Fr. Joseph Bui, rector of Saint Joseph Major Seminary in Ho Chi Minh City, better known as Saigon, in southern Vietnam, has become auxiliary bishop of an archdiocese that has about 900 priests and 6,000 religious for 700,000 Catholics and 203 parishes.
Born in 1965 in the cathedral parish of Dalat, Fr. Trac studied philosophy and theology at Saint Joseph Major Seminary in Saigon before being ordained a priest in 1999.
In the space of 20 years, Bishop Trat is the sixth bishop from this seminary, which has been in the country for 156 years. But beyond appearances, Vietnamese Catholicism is experiencing the beginning of a decline that could jeopardize its future.
According to statistical data of 2015, the Church of Vietnam, which was once called “the eldest daughter of the Church in Asia,” with an average of 8% Catholics for the decade of 1950, is today only ranked fifth behind the Philippines, South Korea, East Timor, and Lebanon. Catholics now represent only 6.50% of the population.
After the reunification of the country under the aegis of the communist regime in 1975, Christians experienced very difficult years, but beginning in the 1980s, with the perestroika initiated by Mikhail Gorbachev in the former Soviet Union, the situation has gradually relaxed.

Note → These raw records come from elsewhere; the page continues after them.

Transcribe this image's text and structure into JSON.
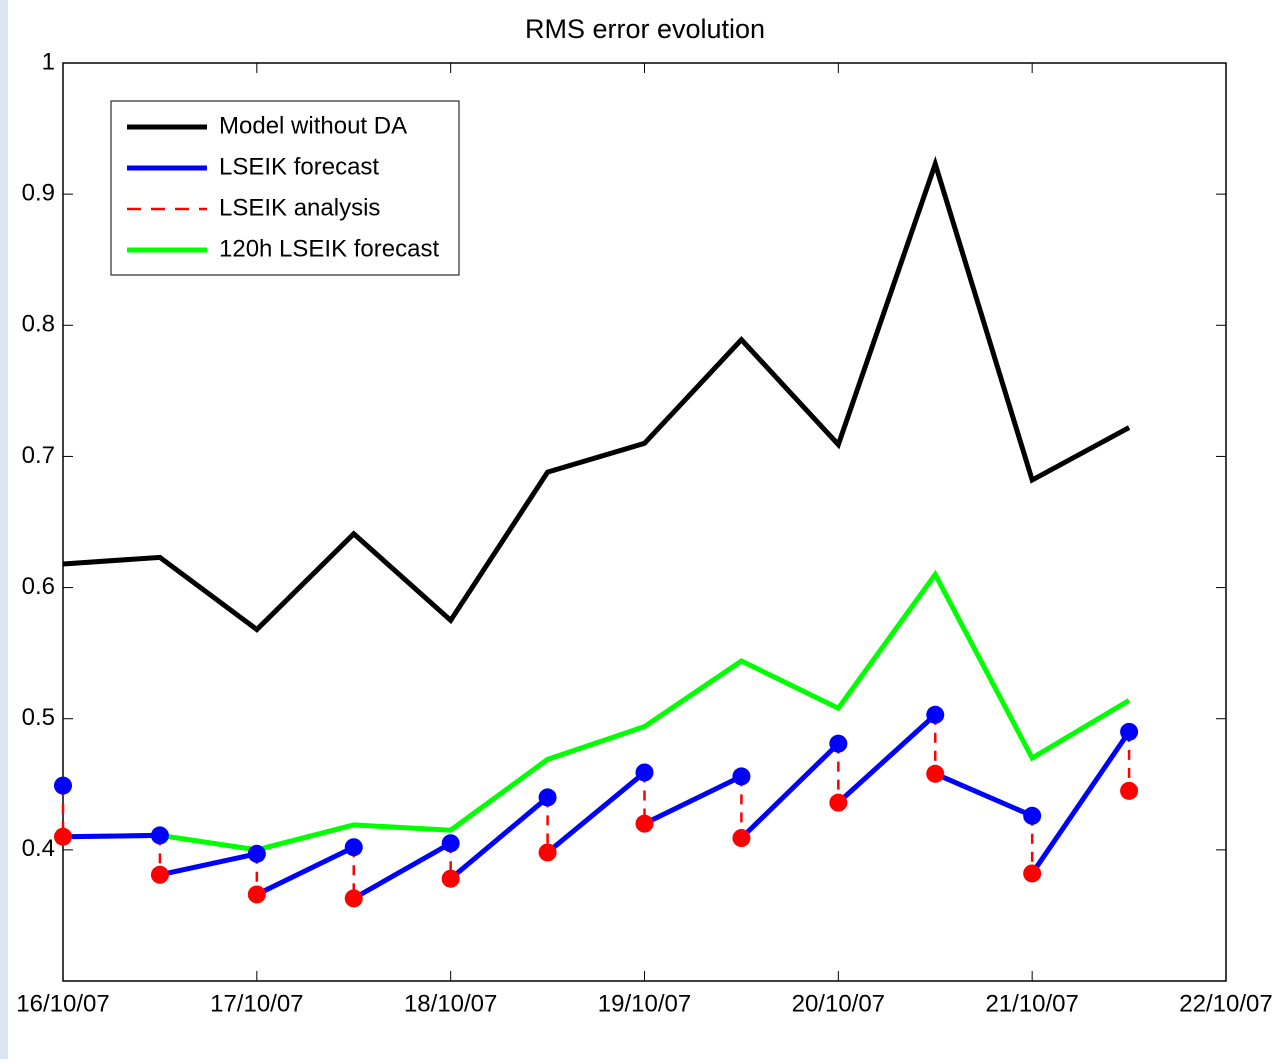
{
  "chart_data": {
    "type": "line",
    "title": "RMS error evolution",
    "x": [
      0,
      0.5,
      1,
      1.5,
      2,
      2.5,
      3,
      3.5,
      4,
      4.5,
      5,
      5.5
    ],
    "xlim": [
      0,
      6
    ],
    "xticks": [
      {
        "value": 0,
        "label": "16/10/07"
      },
      {
        "value": 1,
        "label": "17/10/07"
      },
      {
        "value": 2,
        "label": "18/10/07"
      },
      {
        "value": 3,
        "label": "19/10/07"
      },
      {
        "value": 4,
        "label": "20/10/07"
      },
      {
        "value": 5,
        "label": "21/10/07"
      },
      {
        "value": 6,
        "label": "22/10/07"
      }
    ],
    "ylim": [
      0.3,
      1
    ],
    "yticks": [
      0.4,
      0.5,
      0.6,
      0.7,
      0.8,
      0.9,
      1
    ],
    "legend": "upper left",
    "series": [
      {
        "name": "Model without DA",
        "color": "#000000",
        "values": [
          0.618,
          0.623,
          0.568,
          0.641,
          0.575,
          0.688,
          0.71,
          0.789,
          0.709,
          0.923,
          0.682,
          0.722
        ]
      },
      {
        "name": "LSEIK forecast",
        "color": "#0000ff",
        "values": [
          0.449,
          0.411,
          0.397,
          0.402,
          0.405,
          0.44,
          0.459,
          0.456,
          0.481,
          0.503,
          0.426,
          0.49
        ]
      },
      {
        "name": "LSEIK analysis",
        "color": "#ff0000",
        "values": [
          0.41,
          0.381,
          0.366,
          0.363,
          0.378,
          0.398,
          0.42,
          0.409,
          0.436,
          0.458,
          0.382,
          0.445
        ]
      },
      {
        "name": "120h LSEIK forecast",
        "color": "#00ff00",
        "values": [
          0.41,
          0.411,
          0.4,
          0.419,
          0.415,
          0.469,
          0.494,
          0.544,
          0.508,
          0.61,
          0.47,
          0.514
        ]
      }
    ]
  }
}
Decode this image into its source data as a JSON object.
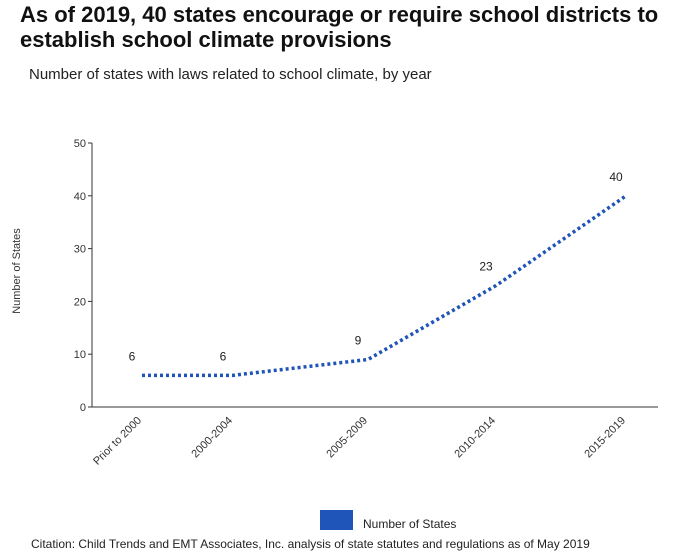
{
  "title": "As of 2019, 40 states encourage or require school districts to establish school climate provisions",
  "subtitle": "Number of states with laws related to school climate, by year",
  "citation": "Citation: Child Trends and EMT Associates, Inc. analysis of state statutes and regulations as of May 2019",
  "colors": {
    "series": "#1f54b8",
    "axis": "#333333"
  },
  "chart_data": {
    "type": "line",
    "title": "As of 2019, 40 states encourage or require school districts to establish school climate provisions",
    "subtitle": "Number of states with laws related to school climate, by year",
    "ylabel": "Number of States",
    "xlabel": "",
    "categories": [
      "Prior to 2000",
      "2000-2004",
      "2005-2009",
      "2010-2014",
      "2015-2019"
    ],
    "series": [
      {
        "name": "Number of States",
        "values": [
          6,
          6,
          9,
          23,
          40
        ],
        "line_style": "dotted"
      }
    ],
    "ylim": [
      0,
      50
    ],
    "yticks": [
      0,
      10,
      20,
      30,
      40,
      50
    ],
    "grid": false,
    "legend": "bottom",
    "data_labels": true
  }
}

Today, churches are still very busy, but clergy note that the practice is decreasing among young people, a category increasingly affected by a Western and secularized way of life.

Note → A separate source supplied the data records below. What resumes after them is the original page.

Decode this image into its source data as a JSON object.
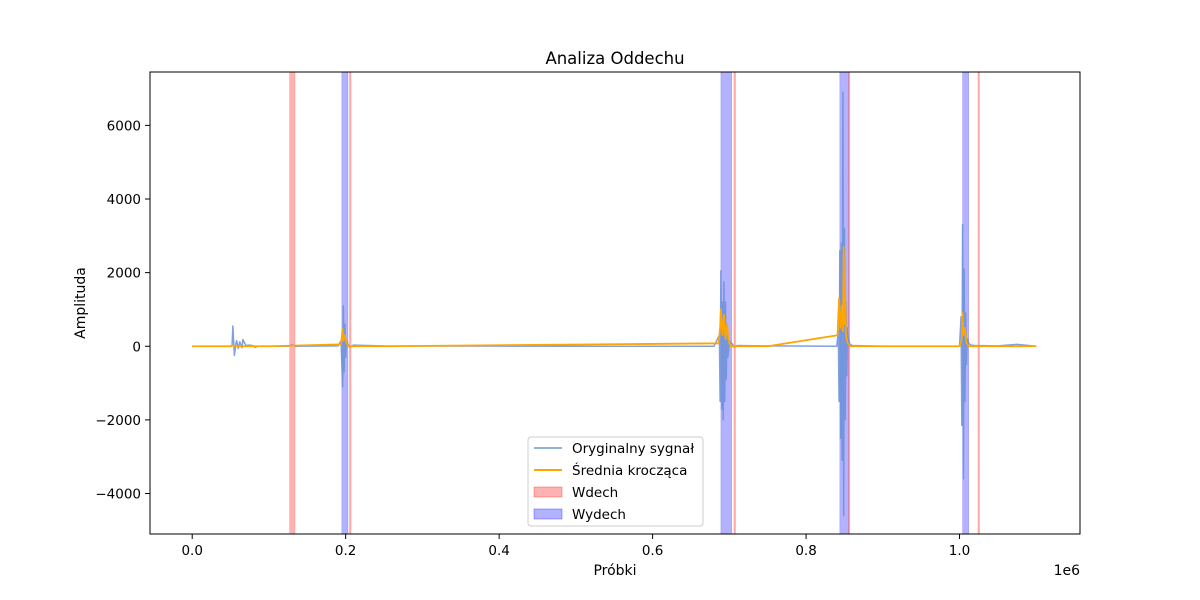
{
  "chart_data": {
    "type": "line",
    "title": "Analiza Oddechu",
    "xlabel": "Próbki",
    "ylabel": "Amplituda",
    "x_offset_label": "1e6",
    "xlim": [
      -0.055,
      1.157
    ],
    "ylim": [
      -5100,
      7450
    ],
    "x_ticks": [
      0.0,
      0.2,
      0.4,
      0.6,
      0.8,
      1.0
    ],
    "x_tick_labels": [
      "0.0",
      "0.2",
      "0.4",
      "0.6",
      "0.8",
      "1.0"
    ],
    "y_ticks": [
      -4000,
      -2000,
      0,
      2000,
      4000,
      6000
    ],
    "y_tick_labels": [
      "−4000",
      "−2000",
      "0",
      "2000",
      "4000",
      "6000"
    ],
    "grid": false,
    "legend_position": "lower center",
    "legend": [
      {
        "label": "Oryginalny sygnał",
        "kind": "line",
        "color": "#8fb3d5"
      },
      {
        "label": "Średnia krocząca",
        "kind": "line",
        "color": "#ffa500"
      },
      {
        "label": "Wdech",
        "kind": "span",
        "color": "#ff0000"
      },
      {
        "label": "Wydech",
        "kind": "span",
        "color": "#0000ff"
      }
    ],
    "inhale_spans": [
      [
        0.127,
        0.134
      ],
      [
        0.205,
        0.207
      ],
      [
        0.706,
        0.708
      ],
      [
        0.855,
        0.857
      ],
      [
        1.024,
        1.026
      ]
    ],
    "exhale_spans": [
      [
        0.195,
        0.203
      ],
      [
        0.689,
        0.703
      ],
      [
        0.844,
        0.855
      ],
      [
        1.004,
        1.012
      ]
    ],
    "series": [
      {
        "name": "Oryginalny sygnał",
        "color": "#6a8fd8",
        "x": [
          0.0,
          0.05,
          0.052,
          0.053,
          0.055,
          0.057,
          0.058,
          0.06,
          0.062,
          0.065,
          0.066,
          0.07,
          0.075,
          0.08,
          0.082,
          0.085,
          0.125,
          0.13,
          0.134,
          0.19,
          0.194,
          0.196,
          0.197,
          0.198,
          0.199,
          0.2,
          0.201,
          0.203,
          0.205,
          0.21,
          0.25,
          0.5,
          0.68,
          0.687,
          0.688,
          0.689,
          0.69,
          0.691,
          0.692,
          0.693,
          0.694,
          0.695,
          0.696,
          0.697,
          0.698,
          0.7,
          0.702,
          0.704,
          0.706,
          0.71,
          0.75,
          0.84,
          0.842,
          0.843,
          0.844,
          0.845,
          0.846,
          0.847,
          0.848,
          0.849,
          0.85,
          0.851,
          0.852,
          0.853,
          0.854,
          0.855,
          0.857,
          0.86,
          0.9,
          1.0,
          1.002,
          1.003,
          1.004,
          1.005,
          1.006,
          1.007,
          1.008,
          1.009,
          1.01,
          1.012,
          1.015,
          1.02,
          1.05,
          1.075,
          1.1
        ],
        "y": [
          0,
          0,
          10,
          550,
          -250,
          80,
          150,
          -60,
          120,
          -40,
          180,
          20,
          30,
          10,
          -30,
          0,
          0,
          40,
          0,
          10,
          150,
          -1100,
          1100,
          -700,
          600,
          -300,
          150,
          60,
          -20,
          30,
          10,
          0,
          0,
          300,
          -1500,
          2050,
          -1700,
          1200,
          -2000,
          1750,
          -1500,
          1200,
          -900,
          500,
          -300,
          150,
          100,
          60,
          -20,
          20,
          10,
          0,
          400,
          -1500,
          2600,
          -2500,
          2800,
          -3100,
          6900,
          -4600,
          3200,
          -2000,
          1200,
          -800,
          500,
          200,
          60,
          20,
          0,
          0,
          800,
          -2150,
          3300,
          -3600,
          2100,
          -1500,
          900,
          -500,
          200,
          80,
          30,
          20,
          10,
          50,
          0
        ]
      },
      {
        "name": "Średnia krocząca",
        "color": "#ffa500",
        "x": [
          0.0,
          0.05,
          0.053,
          0.056,
          0.1,
          0.194,
          0.196,
          0.197,
          0.199,
          0.201,
          0.204,
          0.25,
          0.686,
          0.688,
          0.689,
          0.691,
          0.693,
          0.695,
          0.697,
          0.699,
          0.702,
          0.75,
          0.841,
          0.843,
          0.845,
          0.847,
          0.848,
          0.849,
          0.85,
          0.851,
          0.852,
          0.854,
          0.857,
          0.95,
          1.0,
          1.003,
          1.004,
          1.005,
          1.007,
          1.009,
          1.012,
          1.05,
          1.1
        ],
        "y": [
          0,
          0,
          30,
          0,
          0,
          50,
          480,
          150,
          300,
          80,
          0,
          0,
          80,
          500,
          1000,
          300,
          850,
          200,
          600,
          150,
          0,
          0,
          300,
          1300,
          500,
          1100,
          400,
          2700,
          600,
          1400,
          300,
          100,
          0,
          0,
          0,
          200,
          900,
          300,
          500,
          100,
          0,
          0,
          0
        ]
      }
    ]
  }
}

But another hypothesis is put forward to explain this decline: it comes from several priests and bishops from the Vietnamese diaspora who, because of their situation, are more free to speak than their colleagues back home.
According to them, the concessions to which the Holy See had to accept after 1975, faced with the communist regime, have had multiple consequences, in particular with regard to the choice of candidates for the episcopate, who are chosen from among the most docile of the regime.

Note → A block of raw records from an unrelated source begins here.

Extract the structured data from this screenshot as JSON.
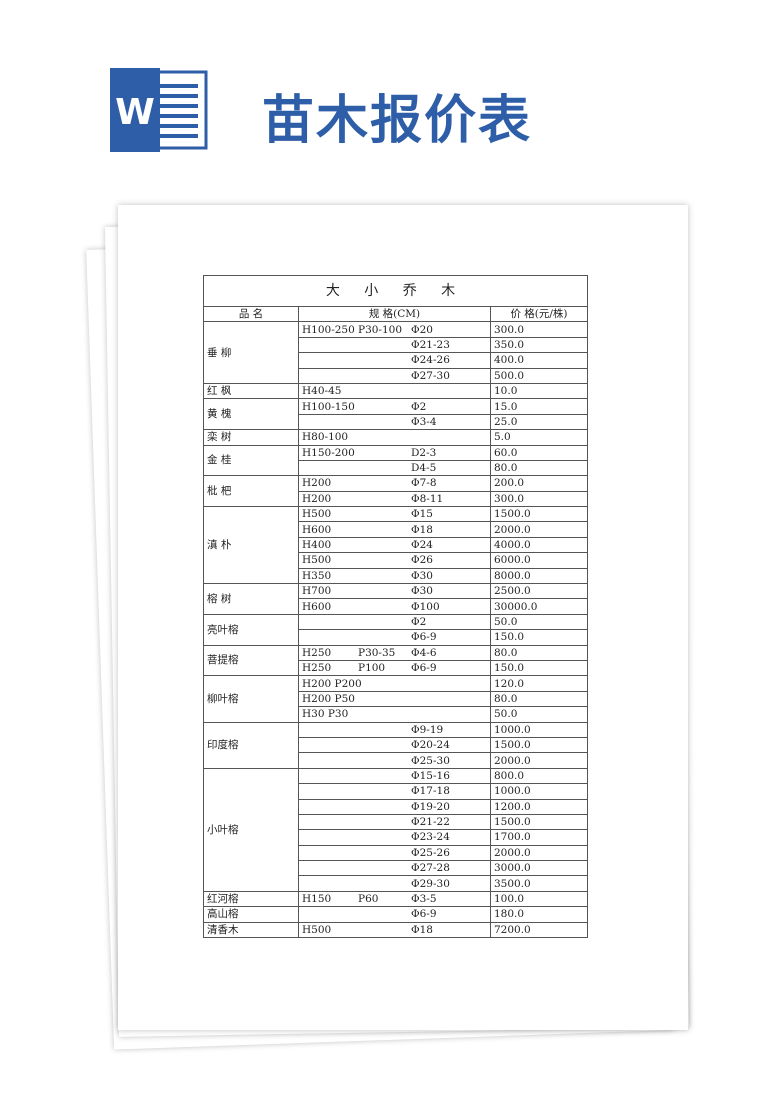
{
  "header": {
    "title": "苗木报价表",
    "icon": "word-icon",
    "accent": "#2e5ea8"
  },
  "table": {
    "title": "大 小 乔 木",
    "headers": [
      "品  名",
      "规  格(CM)",
      "价  格(元/株)"
    ],
    "groups": [
      {
        "name": "垂  柳",
        "rows": [
          [
            "H100-250",
            "P30-100",
            "Φ20",
            "300.0"
          ],
          [
            "",
            "",
            "Φ21-23",
            "350.0"
          ],
          [
            "",
            "",
            "Φ24-26",
            "400.0"
          ],
          [
            "",
            "",
            "Φ27-30",
            "500.0"
          ]
        ]
      },
      {
        "name": "红  枫",
        "rows": [
          [
            "H40-45",
            "",
            "",
            "10.0"
          ]
        ]
      },
      {
        "name": "黄  槐",
        "rows": [
          [
            "H100-150",
            "",
            "Φ2",
            "15.0"
          ],
          [
            "",
            "",
            "Φ3-4",
            "25.0"
          ]
        ]
      },
      {
        "name": "栾  树",
        "rows": [
          [
            "H80-100",
            "",
            "",
            "5.0"
          ]
        ]
      },
      {
        "name": "金  桂",
        "rows": [
          [
            "H150-200",
            "",
            "D2-3",
            "60.0"
          ],
          [
            "",
            "",
            "D4-5",
            "80.0"
          ]
        ]
      },
      {
        "name": "枇  杷",
        "rows": [
          [
            "H200",
            "",
            "Φ7-8",
            "200.0"
          ],
          [
            "H200",
            "",
            "Φ8-11",
            "300.0"
          ]
        ]
      },
      {
        "name": "滇  朴",
        "rows": [
          [
            "H500",
            "",
            "Φ15",
            "1500.0"
          ],
          [
            "H600",
            "",
            "Φ18",
            "2000.0"
          ],
          [
            "H400",
            "",
            "Φ24",
            "4000.0"
          ],
          [
            "H500",
            "",
            "Φ26",
            "6000.0"
          ],
          [
            "H350",
            "",
            "Φ30",
            "8000.0"
          ]
        ]
      },
      {
        "name": "榕  树",
        "rows": [
          [
            "H700",
            "",
            "Φ30",
            "2500.0"
          ],
          [
            "H600",
            "",
            "Φ100",
            "30000.0"
          ]
        ]
      },
      {
        "name": "亮叶榕",
        "rows": [
          [
            "",
            "",
            "Φ2",
            "50.0"
          ],
          [
            "",
            "",
            "Φ6-9",
            "150.0"
          ]
        ]
      },
      {
        "name": "菩提榕",
        "rows": [
          [
            "H250",
            "P30-35",
            "Φ4-6",
            "80.0"
          ],
          [
            "H250",
            "P100",
            "Φ6-9",
            "150.0"
          ]
        ]
      },
      {
        "name": "柳叶榕",
        "rows": [
          [
            "H200 P200",
            "",
            "",
            "120.0"
          ],
          [
            "H200 P50",
            "",
            "",
            "80.0"
          ],
          [
            "H30  P30",
            "",
            "",
            "50.0"
          ]
        ]
      },
      {
        "name": "印度榕",
        "rows": [
          [
            "",
            "",
            "Φ9-19",
            "1000.0"
          ],
          [
            "",
            "",
            "Φ20-24",
            "1500.0"
          ],
          [
            "",
            "",
            "Φ25-30",
            "2000.0"
          ]
        ]
      },
      {
        "name": "小叶榕",
        "rows": [
          [
            "",
            "",
            "Φ15-16",
            "800.0"
          ],
          [
            "",
            "",
            "Φ17-18",
            "1000.0"
          ],
          [
            "",
            "",
            "Φ19-20",
            "1200.0"
          ],
          [
            "",
            "",
            "Φ21-22",
            "1500.0"
          ],
          [
            "",
            "",
            "Φ23-24",
            "1700.0"
          ],
          [
            "",
            "",
            "Φ25-26",
            "2000.0"
          ],
          [
            "",
            "",
            "Φ27-28",
            "3000.0"
          ],
          [
            "",
            "",
            "Φ29-30",
            "3500.0"
          ]
        ]
      },
      {
        "name": "红河榕",
        "rows": [
          [
            "H150",
            "P60",
            "Φ3-5",
            "100.0"
          ]
        ]
      },
      {
        "name": "高山榕",
        "rows": [
          [
            "",
            "",
            "Φ6-9",
            "180.0"
          ]
        ]
      },
      {
        "name": "清香木",
        "rows": [
          [
            "H500",
            "",
            "Φ18",
            "7200.0"
          ]
        ]
      }
    ]
  }
}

“In the communist era under which we live, our country is threatened by China, which seizes our archipelagos and upsets all our fields of activity. Inside, great poverty makes the population dissatisfied.
“The Vietnamese Bishops' Conference maintains the greatest silence, an attitude which could well be a barrier preventing many non-Christians from joining the Church, and which could also exclude many Catholics,” notes Msgr. Dominic Mai Thanh Luong, Auxiliary Bishop Emeritus of the Diocese of Orange County (USA).
The prelate also regrets the fact that “priests and religious (are) formed with reference to European or American culture,” in seminaries “where there are many teachers and few formators,” not to mention the fact that “the apparent wealth displayed by certain clerics and religious constitutes a real obstacle to the propagation of the Gospel.”
And Msgr. Mai Thanh Luong sees the link between the situation of the Church in Vietnam and that of Catholics in China: “It seems that this policy of concessions is being applied in mainland China. Let’s hope it doesn’t happen.”
Words that have a very special warning the day after the renewal of the provisional agreement between the Holy See and China.